Contemporary RnB singer-songwriter, Miguel performed at a rare London show at the Islington Assembly Hall; a performance that you couldn’t afford to miss.
I first came across Miguel when he released his debut album ‘All I Want Is You’ back in 2010. This dosage of contemporary R&B was ultra sleek and lust-inducing. So much so, that his melodies have become frequent entries on mid-night slow-Jamz list – If you know what I mean.
The eve of Miguel’s performance at Islington Assembly Hall when I found out I was shooting the Wildhearts singer. I didn’t know whether to be excited or nervous. My love for Miguel’s music is attached to his All I Want Is You and Khaladiscope Dream albums. His more recent work Wildheart is somewhat foreign territory for me.
However, standing in the press pit with camera in hand I waited to see the Grammy award-winning musician to lay down his self-proclaimed -“fly, funkadelic, intergalactic-hip-hop-meets-sexy-orgasmic crazy, dope shit.”

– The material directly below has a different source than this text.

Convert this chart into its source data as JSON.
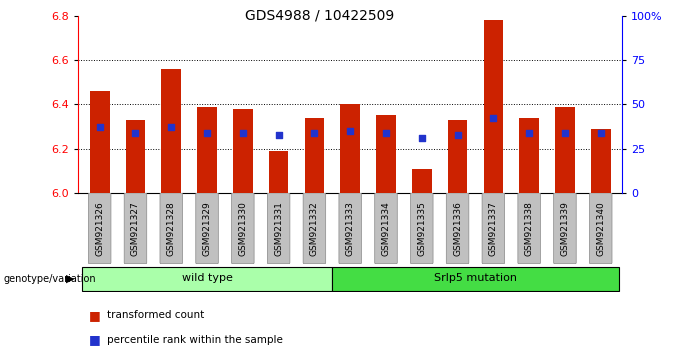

With his band wearing matching vintage Hawwian shirts, Miguel came on stage in cargo pants and a heavily pocketed army Gilet. Right from the start, Miguel’s performance is glowing with soulful pop – rock-like qualities. ‘Arch N Point’ leads the audience into a rock concert like hysteria. Bodies moving in sync with the strumming of the electric guitar. Sonic sounds not found in traditional Rnb record; not since the days of Geroge Clinton and Funkadelic or Prince at least. Miguel can create RnB gems with the slightest hip-hop influence like his inspirations; Jimi Hendrix, Marvin Gaye, Frank Ocean and Prince.
Until about halfway, Miguel dedicated his live performance to his older records. An aroma of excitement captivated the audience when he announces the next song will be a taster of his new album. This snippet came in the form of a track called ‘Pineapple Skies’. As expected, Pineapple Skies highlights his musicality to perfection; producing a song that is not only fitting for your libido but a record you can dance along with also. Though this song is no different from Miguel’s trademark style, it’s reassuring to know that as far as his new album goes, we can expect much more of what we love from this artist.
Towards the end of the show, he began to talk to the audience on an introspective level. Communicating the relationship we have with music, more importantly, our relationship with music in-times of struggle. It was a pleasant pause from at times an overzealously, passionate performance.
After what was entirely in an intimate moment it was fitting for Miguel to sing ‘Candles In The Sun’. The grandiose synths gave way for “Is there a God? / Is he watching?”; a record about the fact that we were all born as equals, but don’t treat each other that way. It wasn’t until he sang ‘Pussy Is Mine’ when the temperature of the room hit its peak. Miguel’s reflection to a time of sexual fluidity was unsurprisingly a highlight of the evening.
It’s safe to Miguel’s live performance was an eclectic onslaught; it had elements of psychedelic rock ‘n’ roll and a soothing, soulful feel. But, the sweet combinations of instruments drained out his vocals.
Miguel’s enchanting falsettos should have dominated airwaves. Instead, they were interrupted by a need to be a rockstar; rather than a contemporary RnB singer.